Nairobi is a city of contrasts - smart office workers, huge mansions, expensive shopping centres as well as overcrowded slums.
There is plenty to see and do around Nairobi. It is suggested you hire a driver to take you to these places. A word of warning: make sure that the vehicle is roadworthy.
The first stop of the day is the David Sheldrick Wildlife Trust, which was established after the death of David Sheldrick in 1977. David and Daphne, his wife, pioneered techniques of raising orphaned black rhino and elephants and then reintroducing them to the wild. Admission is free but it is reasonable to make a donation at least KSh200. This was one of the highlights of my trip. We not only saw a baby rhino but three or four very hungry baby elephants. It was very funny sight to see these elephants going at full speed behind their keepers who were about to feed them lunch. After lunch one of the baby elephants came over to where we were standing and proceeded to run his/her trunk up my leg. We were allowed to touch the trunk and blow in it so that the elephant could get my scent. I don't think this will be something I will ever forget. It has to be noted often when they have raised an orphaned rhino or elephant and released it back into the wild that often when they are injured they will find their way back to the Wildlife Trust to be looked after and then return to the wild when well.

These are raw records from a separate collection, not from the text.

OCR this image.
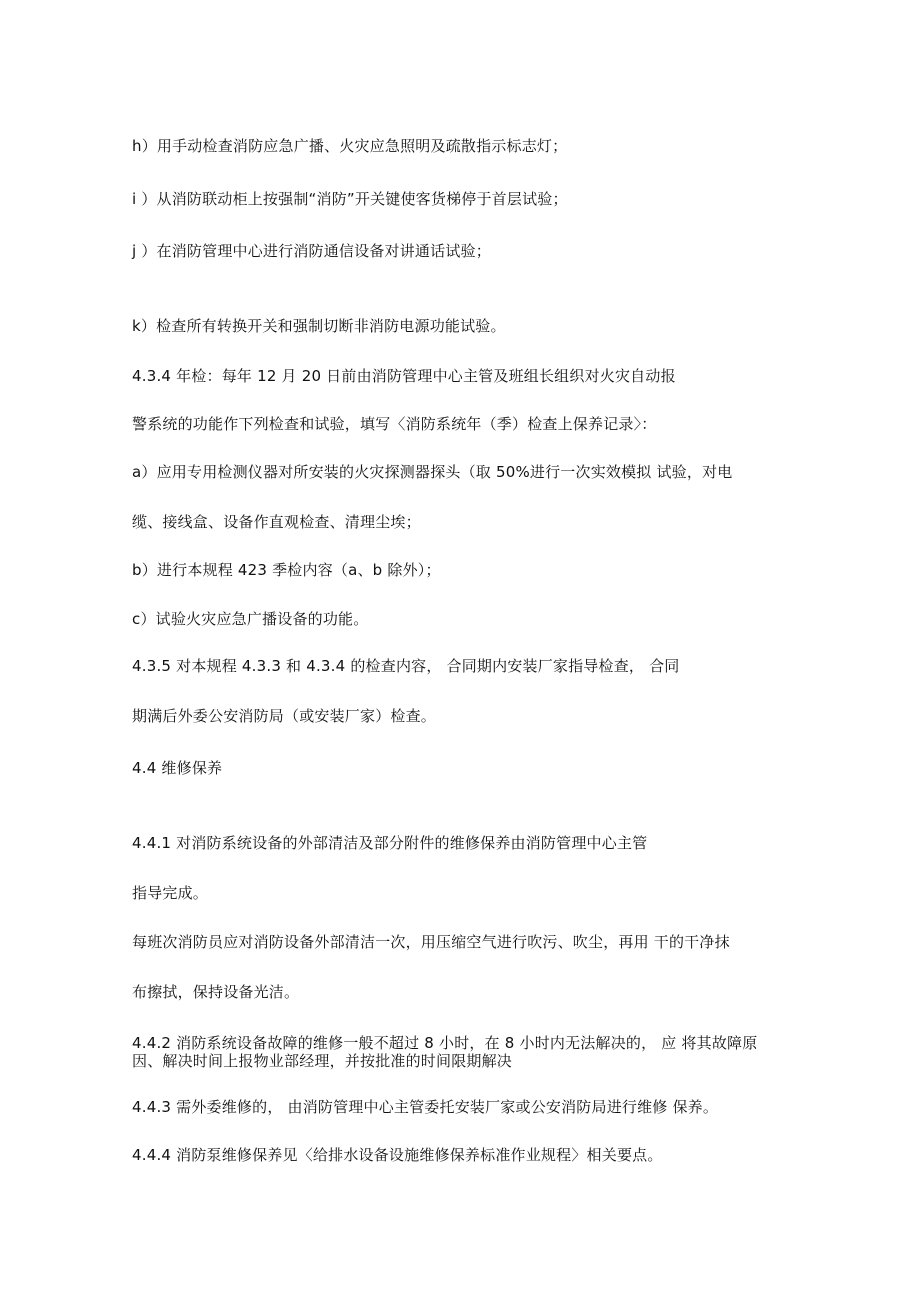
h）用手动检查消防应急广播、火灾应急照明及疏散指示标志灯；
i ）从消防联动柜上按强制“消防”开关键使客货梯停于首层试验；
j ）在消防管理中心进行消防通信设备对讲通话试验；
k）检查所有转换开关和强制切断非消防电源功能试验。
4.3.4 年检：每年 12 月 20 日前由消防管理中心主管及班组长组织对火灾自动报
警系统的功能作下列检查和试验，填写〈消防系统年（季）检查上保养记录〉：
a）应用专用检测仪器对所安装的火灾探测器探头（取 50%进行一次实效模拟 试验，对电
缆、接线盒、设备作直观检查、清理尘埃；
b）进行本规程 423 季检内容（a、b 除外）；
c）试验火灾应急广播设备的功能。
4.3.5 对本规程 4.3.3 和 4.3.4 的检查内容， 合同期内安装厂家指导检查， 合同
期满后外委公安消防局（或安装厂家）检查。
4.4 维修保养
4.4.1 对消防系统设备的外部清洁及部分附件的维修保养由消防管理中心主管
指导完成。
每班次消防员应对消防设备外部清洁一次，用压缩空气进行吹污、吹尘，再用 干的干净抹
布擦拭，保持设备光洁。
4.4.2 消防系统设备故障的维修一般不超过 8 小时，在 8 小时内无法解决的， 应 将其故障原因、解决时间上报物业部经理，并按批准的时间限期解决
4.4.3 需外委维修的， 由消防管理中心主管委托安装厂家或公安消防局进行维修 保养。
4.4.4 消防泵维修保养见〈给排水设备设施维修保养标准作业规程〉相关要点。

Next stop was the Langata Giraffe Centre, which is 18km from the centre of Nairobi. You can observe and hand-feed the Rothschild giraffes from a raised circular wooden structure. They also have a display about giraffes. I never knew a giraffe's tongue was so long or sloppy. Giraffes are certainly one of my favourite animals, and the Giraffe Centre is well worth a visit because you get so close.
Off to our next stop the Karen Blixen Museum. Situated in beautiful gardens, this is the farmhouse where Karen Blixen, the author of 'Out of Africa,' lived between 1914 and 1931. You can see the props from the movie that featured Meryl Steep and Robert Redford.
And last but not least, Nairobi National Park and the Nairobi Animal Orphanage. This is situated only a few kilometers from the city centre. Nairobi National Park was created in 1946 and is the oldest park. Nairobi National Park is not fenced and wildlife is still able to migrate along a narrow wildlife corridor to the Rift Valley. As we were on the way out the Nairobi Animal Orphanage, one of the staff asked if we would like to pat the cheetahs. Of course, I couldn't see my partner for dust, as he was already at the cheetah enclosure. Both cheetahs were having their lunch, but off we went in and sat there patting the cheetahs. Truly a memory I will never forget.
We did visit one more place this day, but you will have to read the restaurant review to find out where we visited.
Nairobi is certainly an experience, I have never seen so many people, and your eyes are opened, especially when you the visit slum areas and you feel like you want to do something but you know whatever you do will not make a difference.